Only a child of Pollyanna and Dr. Pangloss could possibly believe that the environment will be more promising for gun control after the 2014 elections. Democrats will be lucky to hold their own in the Senate (especially with Pryor and Begich on the Bloomberg enemies list), while the party that controls the White House almost invariably loses congressional seats in the sixth year of a presidential term. With the searing memories of Newtown fading by 2015 and non-gun-related crises likely to dominate the national debate, it is hard to envision how background checks would make it through Congress in the lame-duck months of Obama’s second term. And such a four-year failure, alas, would only strengthen the purported political clout of the NRA.

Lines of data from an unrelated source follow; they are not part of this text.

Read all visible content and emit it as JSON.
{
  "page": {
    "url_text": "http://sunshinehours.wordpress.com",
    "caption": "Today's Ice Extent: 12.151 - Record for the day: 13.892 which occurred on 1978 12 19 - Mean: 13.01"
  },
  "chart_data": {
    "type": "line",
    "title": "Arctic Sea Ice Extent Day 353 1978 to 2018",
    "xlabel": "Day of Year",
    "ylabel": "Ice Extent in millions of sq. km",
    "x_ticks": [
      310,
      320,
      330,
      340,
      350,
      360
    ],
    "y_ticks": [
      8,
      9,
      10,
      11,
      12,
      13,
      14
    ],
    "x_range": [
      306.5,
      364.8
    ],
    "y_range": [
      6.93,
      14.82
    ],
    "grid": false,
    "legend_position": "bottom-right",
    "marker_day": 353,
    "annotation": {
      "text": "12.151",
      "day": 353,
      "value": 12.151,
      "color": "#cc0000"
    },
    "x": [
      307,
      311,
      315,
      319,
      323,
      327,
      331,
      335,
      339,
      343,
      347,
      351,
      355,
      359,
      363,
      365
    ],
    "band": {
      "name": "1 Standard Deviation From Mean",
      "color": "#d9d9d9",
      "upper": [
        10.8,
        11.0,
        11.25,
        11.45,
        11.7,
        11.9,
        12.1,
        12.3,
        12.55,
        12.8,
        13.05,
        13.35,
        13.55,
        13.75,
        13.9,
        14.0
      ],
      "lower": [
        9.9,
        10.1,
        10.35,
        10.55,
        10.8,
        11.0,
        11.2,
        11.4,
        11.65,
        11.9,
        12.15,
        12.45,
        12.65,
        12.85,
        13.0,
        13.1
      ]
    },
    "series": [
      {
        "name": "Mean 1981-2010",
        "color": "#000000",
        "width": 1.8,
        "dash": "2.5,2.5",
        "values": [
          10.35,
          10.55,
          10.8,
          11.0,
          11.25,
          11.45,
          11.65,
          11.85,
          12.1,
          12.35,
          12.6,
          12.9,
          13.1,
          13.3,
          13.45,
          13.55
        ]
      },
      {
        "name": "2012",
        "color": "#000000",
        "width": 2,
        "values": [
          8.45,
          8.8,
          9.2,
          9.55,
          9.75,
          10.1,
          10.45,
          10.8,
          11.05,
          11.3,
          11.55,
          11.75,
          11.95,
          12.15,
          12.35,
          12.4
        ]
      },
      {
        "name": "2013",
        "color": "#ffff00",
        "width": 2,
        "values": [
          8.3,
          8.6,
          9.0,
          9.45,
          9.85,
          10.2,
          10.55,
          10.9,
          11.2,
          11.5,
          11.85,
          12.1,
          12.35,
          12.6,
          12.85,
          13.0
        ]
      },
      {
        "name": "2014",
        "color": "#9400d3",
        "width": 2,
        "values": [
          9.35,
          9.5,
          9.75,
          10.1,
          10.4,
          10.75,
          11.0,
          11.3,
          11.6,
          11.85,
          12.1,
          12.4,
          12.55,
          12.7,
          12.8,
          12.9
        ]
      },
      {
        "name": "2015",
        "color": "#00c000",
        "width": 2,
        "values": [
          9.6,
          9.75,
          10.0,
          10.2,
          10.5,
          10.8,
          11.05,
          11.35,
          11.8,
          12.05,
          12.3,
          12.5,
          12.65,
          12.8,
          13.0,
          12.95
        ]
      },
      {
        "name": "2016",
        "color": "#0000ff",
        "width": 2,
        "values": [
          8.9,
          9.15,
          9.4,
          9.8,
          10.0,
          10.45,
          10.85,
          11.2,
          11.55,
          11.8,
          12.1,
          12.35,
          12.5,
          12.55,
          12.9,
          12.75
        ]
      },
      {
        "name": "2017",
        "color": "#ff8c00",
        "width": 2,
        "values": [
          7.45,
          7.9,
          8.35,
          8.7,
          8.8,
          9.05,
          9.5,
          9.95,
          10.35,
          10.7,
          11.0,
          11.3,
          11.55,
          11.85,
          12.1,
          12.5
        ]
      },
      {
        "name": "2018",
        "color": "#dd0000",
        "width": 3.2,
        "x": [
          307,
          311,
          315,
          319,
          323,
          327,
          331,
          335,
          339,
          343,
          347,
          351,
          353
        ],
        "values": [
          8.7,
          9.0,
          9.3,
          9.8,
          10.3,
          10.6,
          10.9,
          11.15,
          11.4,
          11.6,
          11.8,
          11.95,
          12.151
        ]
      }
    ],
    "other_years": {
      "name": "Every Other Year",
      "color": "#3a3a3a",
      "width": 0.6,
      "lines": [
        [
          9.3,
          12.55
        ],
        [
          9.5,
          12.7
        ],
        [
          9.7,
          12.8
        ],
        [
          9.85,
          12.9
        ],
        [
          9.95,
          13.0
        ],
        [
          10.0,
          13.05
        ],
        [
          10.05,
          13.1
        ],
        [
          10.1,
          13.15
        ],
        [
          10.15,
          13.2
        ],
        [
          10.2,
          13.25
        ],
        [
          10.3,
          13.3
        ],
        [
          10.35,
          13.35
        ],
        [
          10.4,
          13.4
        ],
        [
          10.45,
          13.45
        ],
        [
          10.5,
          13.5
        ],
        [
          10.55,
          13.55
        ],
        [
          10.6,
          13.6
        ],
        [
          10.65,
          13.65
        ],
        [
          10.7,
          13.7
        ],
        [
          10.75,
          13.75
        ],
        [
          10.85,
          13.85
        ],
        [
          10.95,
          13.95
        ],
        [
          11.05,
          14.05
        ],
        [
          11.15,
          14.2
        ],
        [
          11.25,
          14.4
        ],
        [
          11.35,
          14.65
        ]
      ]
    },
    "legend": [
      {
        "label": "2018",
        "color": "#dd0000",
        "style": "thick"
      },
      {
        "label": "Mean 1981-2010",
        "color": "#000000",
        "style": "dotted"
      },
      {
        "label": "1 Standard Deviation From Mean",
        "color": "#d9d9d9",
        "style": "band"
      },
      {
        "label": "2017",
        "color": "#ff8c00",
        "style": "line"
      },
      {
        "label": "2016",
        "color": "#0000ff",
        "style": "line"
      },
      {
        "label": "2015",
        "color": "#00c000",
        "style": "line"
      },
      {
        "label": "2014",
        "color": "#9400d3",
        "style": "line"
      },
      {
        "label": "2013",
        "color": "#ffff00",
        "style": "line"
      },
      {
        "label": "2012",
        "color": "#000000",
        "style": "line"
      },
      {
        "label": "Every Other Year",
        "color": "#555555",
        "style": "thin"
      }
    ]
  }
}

For all the talk that 90 percent of the American people favor background checks (actually, in most surveys it is closer to 80 percent), there has been little movement in the polls on gun legislation since Obama vigorously enlisted in the crusade. For example, a CBS News/New York Times Poll found in January that 54 percent of voters believed that “gun control laws should be made more strict.” In early June, that number was an almost identical 51 percent. Other polls also show that public sentiment on gun control is frozen, despite Obama’s advocacy and the energy of new groups like Gabby Giffords’s Americans For Responsible Solutions. The point is not that gun legislation is unpopular. Rather, it is hard to find evidence in the surveys that the movement is gaining the momentum needed to sway wavering legislators.

Maybe the strategic mistake made by the White House and liberals in the anguished days after Newtown was to automatically return to the familiar litany of gun-control proposals, from an assault-weapons ban to enhanced background checks. Rather than changing the conversation on gun violence, the debate followed the familiar contours of the culture war. Legislative defeat was almost inevitable, no matter how many passionate speeches the president made. And it is hard to see how this preordained failure in Congress brings us any closer to preventing future carnage in elementary schools and movie theaters.

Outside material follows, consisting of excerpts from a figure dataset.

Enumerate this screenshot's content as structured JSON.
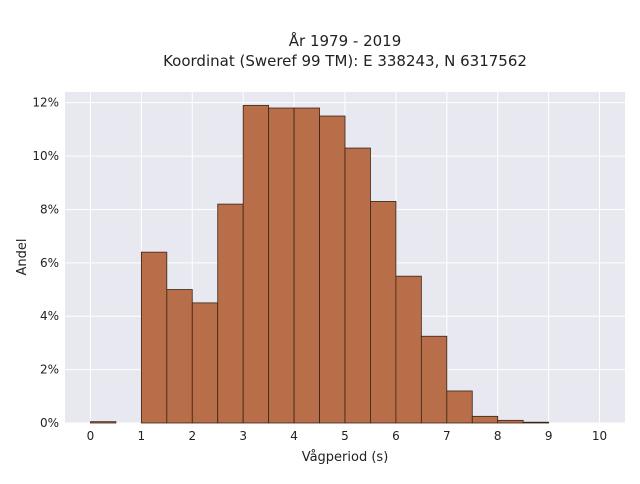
{
  "chart_data": {
    "type": "bar",
    "title_line1": "År 1979 - 2019",
    "title_line2": "Koordinat (Sweref 99 TM): E 338243, N 6317562",
    "xlabel": "Vågperiod (s)",
    "ylabel": "Andel",
    "xlim": [
      -0.5,
      10.5
    ],
    "ylim": [
      0,
      12.4
    ],
    "x_ticks": [
      0,
      1,
      2,
      3,
      4,
      5,
      6,
      7,
      8,
      9,
      10
    ],
    "y_ticks": [
      0,
      2,
      4,
      6,
      8,
      10,
      12
    ],
    "y_tick_suffix": "%",
    "grid": true,
    "bin_width": 0.5,
    "bins": [
      {
        "x0": 0.0,
        "x1": 0.5,
        "value": 0.05
      },
      {
        "x0": 1.0,
        "x1": 1.5,
        "value": 6.4
      },
      {
        "x0": 1.5,
        "x1": 2.0,
        "value": 5.0
      },
      {
        "x0": 2.0,
        "x1": 2.5,
        "value": 4.5
      },
      {
        "x0": 2.5,
        "x1": 3.0,
        "value": 8.2
      },
      {
        "x0": 3.0,
        "x1": 3.5,
        "value": 11.9
      },
      {
        "x0": 3.5,
        "x1": 4.0,
        "value": 11.8
      },
      {
        "x0": 4.0,
        "x1": 4.5,
        "value": 11.8
      },
      {
        "x0": 4.5,
        "x1": 5.0,
        "value": 11.5
      },
      {
        "x0": 5.0,
        "x1": 5.5,
        "value": 10.3
      },
      {
        "x0": 5.5,
        "x1": 6.0,
        "value": 8.3
      },
      {
        "x0": 6.0,
        "x1": 6.5,
        "value": 5.5
      },
      {
        "x0": 6.5,
        "x1": 7.0,
        "value": 3.25
      },
      {
        "x0": 7.0,
        "x1": 7.5,
        "value": 1.2
      },
      {
        "x0": 7.5,
        "x1": 8.0,
        "value": 0.25
      },
      {
        "x0": 8.0,
        "x1": 8.5,
        "value": 0.1
      },
      {
        "x0": 8.5,
        "x1": 9.0,
        "value": 0.03
      }
    ],
    "colors": {
      "bar_fill": "#b86e48",
      "bar_stroke": "#3a2418",
      "plot_bg": "#e8e8f0",
      "grid": "#ffffff"
    }
  }
}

In hindsight, as counterintuitive as it may seem, liberals should have listened carefully when the NRA embraced the cause of mental health in a cynical effort to deflect blame from firearms. With federal mental-health programs underfunded since the Reagan years, it might have been fruitful to challenge the NRA and their Republican backers to support, say, $10-$20 billion for expanded mental-health programs as a memorial to Newtown.

Blumenthal, in particular, sees the continuing potential for expanded mental-health funding at a time of budget austerity. “I think the focus on firearms and background checks was not a mistake,” he said. “But I think it’s not too late to broaden it to mental health. I talked about mental health, other people talked about mental health, but it was always the phrase at the end of the sentence.”

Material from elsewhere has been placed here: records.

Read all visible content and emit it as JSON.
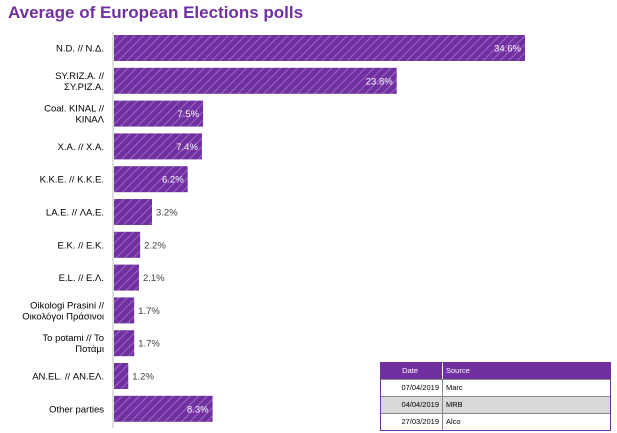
{
  "chart_data": {
    "type": "bar",
    "orientation": "horizontal",
    "title": "Average of European Elections polls",
    "categories": [
      [
        "N.D. // Ν.Δ."
      ],
      [
        "SY.RIZ.A. //",
        "ΣΥ.ΡΙΖ.Α."
      ],
      [
        "Coal. KINAL //",
        "ΚΙΝΑΛ"
      ],
      [
        "X.A. // Χ.Α."
      ],
      [
        "K.K.E. // Κ.Κ.Ε."
      ],
      [
        "LA.E. // ΛΑ.Ε."
      ],
      [
        "E.K. // Ε.Κ."
      ],
      [
        "E.L. // Ε.Λ."
      ],
      [
        "Oikologi Prasini //",
        "Οικολόγοι Πράσινοι"
      ],
      [
        "To potami // To",
        "Ποτάμι"
      ],
      [
        "AN.EL. // ΑΝ.ΕΛ."
      ],
      [
        "Other parties"
      ]
    ],
    "values": [
      34.6,
      23.8,
      7.5,
      7.4,
      6.2,
      3.2,
      2.2,
      2.1,
      1.7,
      1.7,
      1.2,
      8.3
    ],
    "value_labels": [
      "34.6%",
      "23.8%",
      "7.5%",
      "7.4%",
      "6.2%",
      "3.2%",
      "2.2%",
      "2.1%",
      "1.7%",
      "1.7%",
      "1.2%",
      "8.3%"
    ],
    "bar_color": "#7030a0",
    "bar_pattern": "diagonal-hatch"
  },
  "sources_table": {
    "headers": [
      "Date",
      "Source"
    ],
    "rows": [
      [
        "07/04/2019",
        "Marc"
      ],
      [
        "04/04/2019",
        "MRB"
      ],
      [
        "27/03/2019",
        "Alco"
      ]
    ]
  }
}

A second-term president only gets to go to the nation on behalf of a limited number of causes before his administration gives way to lame-duck exhaustion. After Newtown, Obama uncharacteristically went with his heart rather than his head. But without a coherent strategy, without a different approach to curbing gun violence, he has little to show for his laudable efforts. And that is the second tragedy of Newtown.